Dick Flood was a chronicler of artists as he collected things that, at the time, may have seemed mundane, but have grown alongside those artist’s reputations, into artifacts. At $94,400 was a gold nugget including a note in Granville Stuart’s hand that read “Nugget found on Pioneer Bar, Mont., in 1857 near Gold Creek.” The nugget had passed to flood from Stuart’s wife, Mary Stuart Abbott. On the subject of wives, Flood also procured the cookbook of Charlie Russell’s wife, Nancy, along with a lock of her hair, a celluloid compact and her last will and testament. That lot brought $2,360. For a number of winters, Thomas Hart Benton traveled down to Arizona where he worked in the studio of artist Ted DeGrazia. Found in Flood’s collection was a sign that read “Tom Benton,” which hung over Benton’s workspace, as well as DeGrazia’s own sign depicting a landscape, which hung over his. The lot, given to Flood by DeGrazia, sold for $708.

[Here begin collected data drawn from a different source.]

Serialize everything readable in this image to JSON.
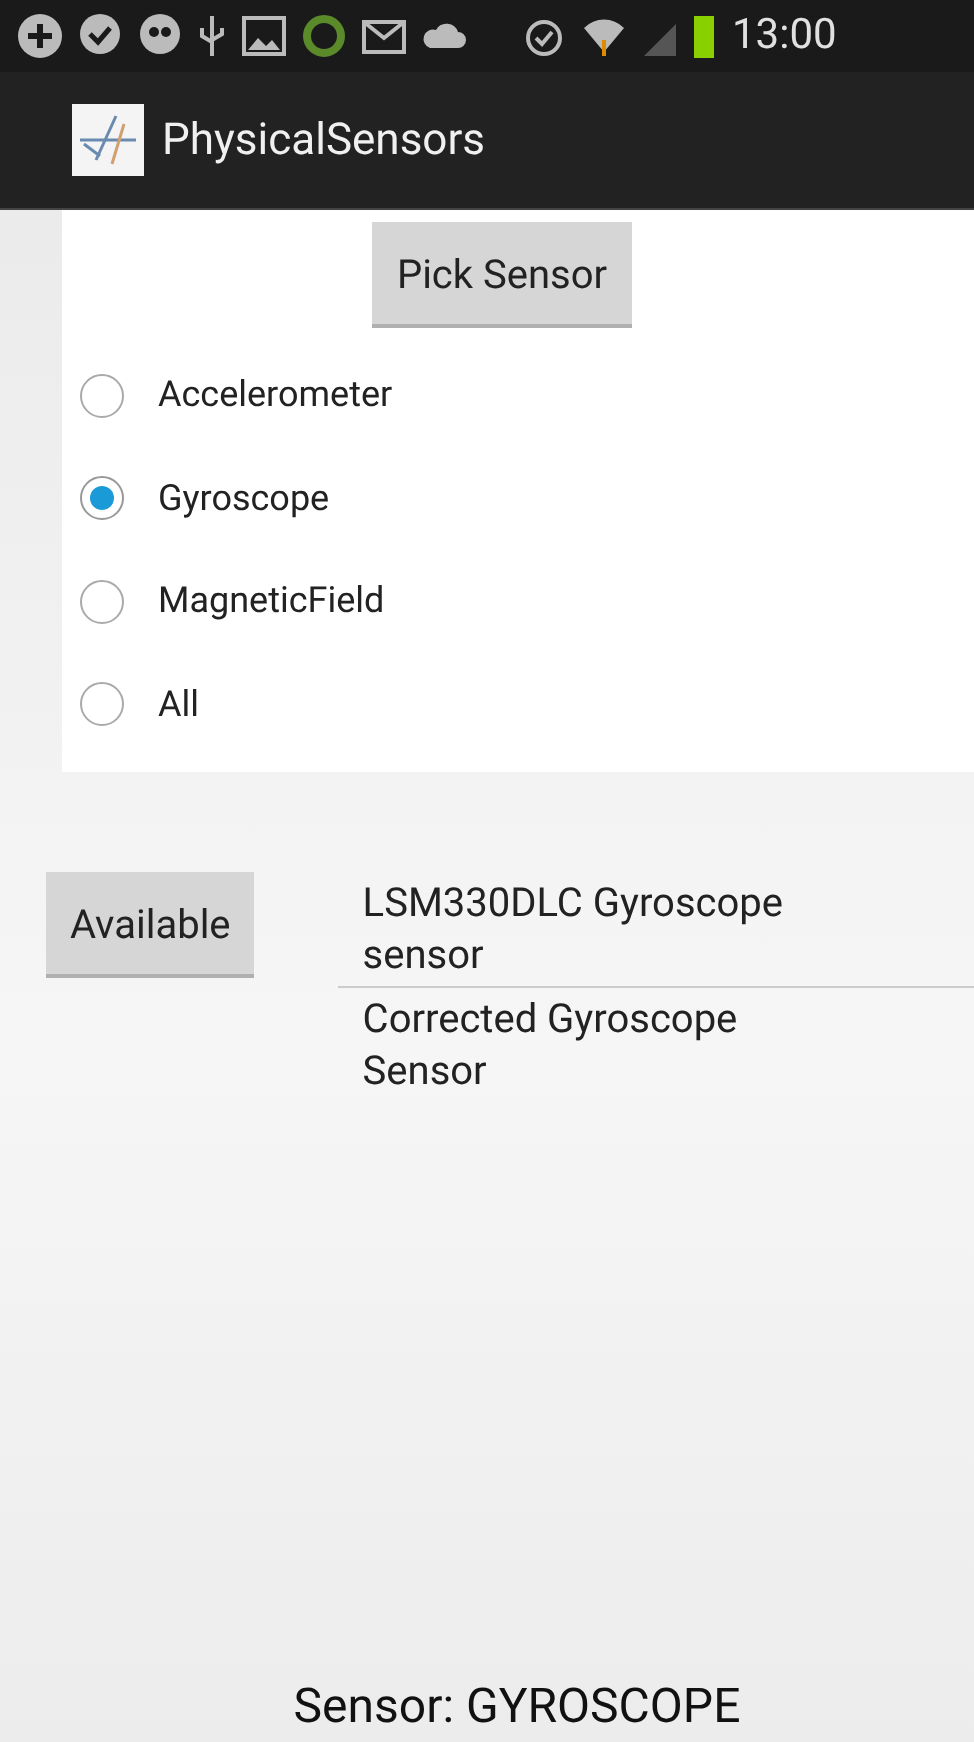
{
  "status_bar": {
    "time": "13:00"
  },
  "app_bar": {
    "title": "PhysicalSensors"
  },
  "pick_button": "Pick Sensor",
  "sensors": [
    {
      "label": "Accelerometer",
      "selected": false
    },
    {
      "label": "Gyroscope",
      "selected": true
    },
    {
      "label": "MagneticField",
      "selected": false
    },
    {
      "label": "All",
      "selected": false
    }
  ],
  "available_button": "Available",
  "available_sensors": [
    "LSM330DLC Gyroscope sensor",
    "Corrected Gyroscope Sensor"
  ],
  "footer": "Sensor: GYROSCOPE"
}
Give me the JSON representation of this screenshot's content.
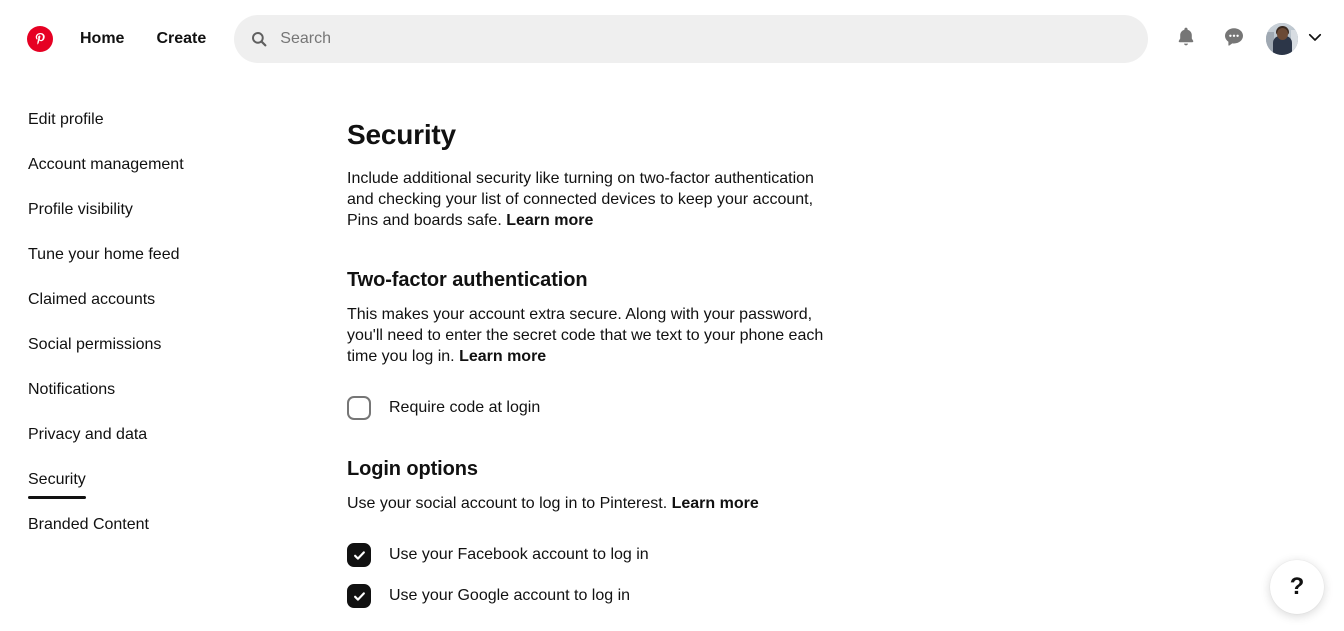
{
  "header": {
    "logo_alt": "Pinterest",
    "nav": [
      {
        "label": "Home"
      },
      {
        "label": "Create"
      }
    ],
    "search": {
      "placeholder": "Search",
      "value": ""
    },
    "icons": {
      "notifications": "bell-icon",
      "messages": "speech-bubble-icon",
      "account_chevron": "chevron-down-icon"
    }
  },
  "sidebar": {
    "items": [
      {
        "label": "Edit profile",
        "active": false
      },
      {
        "label": "Account management",
        "active": false
      },
      {
        "label": "Profile visibility",
        "active": false
      },
      {
        "label": "Tune your home feed",
        "active": false
      },
      {
        "label": "Claimed accounts",
        "active": false
      },
      {
        "label": "Social permissions",
        "active": false
      },
      {
        "label": "Notifications",
        "active": false
      },
      {
        "label": "Privacy and data",
        "active": false
      },
      {
        "label": "Security",
        "active": true
      },
      {
        "label": "Branded Content",
        "active": false
      }
    ]
  },
  "main": {
    "title": "Security",
    "intro_text": "Include additional security like turning on two-factor authentication and checking your list of connected devices to keep your account, Pins and boards safe. ",
    "intro_link": "Learn more",
    "two_factor": {
      "heading": "Two-factor authentication",
      "description": "This makes your account extra secure. Along with your password, you'll need to enter the secret code that we text to your phone each time you log in. ",
      "link": "Learn more",
      "checkbox": {
        "label": "Require code at login",
        "checked": false
      }
    },
    "login_options": {
      "heading": "Login options",
      "description": "Use your social account to log in to Pinterest. ",
      "link": "Learn more",
      "checkboxes": [
        {
          "label": "Use your Facebook account to log in",
          "checked": true
        },
        {
          "label": "Use your Google account to log in",
          "checked": true
        }
      ]
    }
  },
  "help": {
    "label": "?"
  },
  "colors": {
    "brand_red": "#e60023",
    "text": "#111111",
    "muted": "#767676",
    "search_bg": "#efefef"
  }
}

“We did so well in Santa Fe with celebrity hats that a lot of consignors came out of the woodwork – and they were very strong again,” Lebel said. There were 50 lots of hats included in this sale, ranging in owners from artists Edward Bohlin, Maynard Dixon, Charlie Russell, De Yong and Oscar Berninghaus to actors Tom Mix, John Wayne and Dean Martin. The artist hats largely came from Flood. A “Penny’s Marathon” hat illustrated by Joe De Yong for Rancheros Visitadores sold for $5,015, Berninghaus’ Dobbs Rancher took $590, Russell’s classic Stetson brought $18,880, Bohlin’s faded illustrated hat caught $1,089 and Dixon’s Carlsbad Velour hat went out at $1,888. Worn by John Wayne on and off the silver screen was the highest grossing example in the sale at $53,100. Wayne wore it in Undefeated, but it was also his daily driver that he was pictured wearing in numerous photographs. He ultimately gifted the hat to Robert Shelton, founder of Old Tucson Studios, while filming Rio Lobo. Made for Dean Martin was a black Stetson by Nudie’s Rodeo Tailor of North Hollywood that sold for $5,015. A Stetson ranch hat with worn ribbon edge owned by Tom Mix would sell for $8,850.
“I think people appreciate the Western movie genre,” Lebel said. “Those weren’t just bought by people who grew up with it, there were younger people bidding. It was strong across generations.”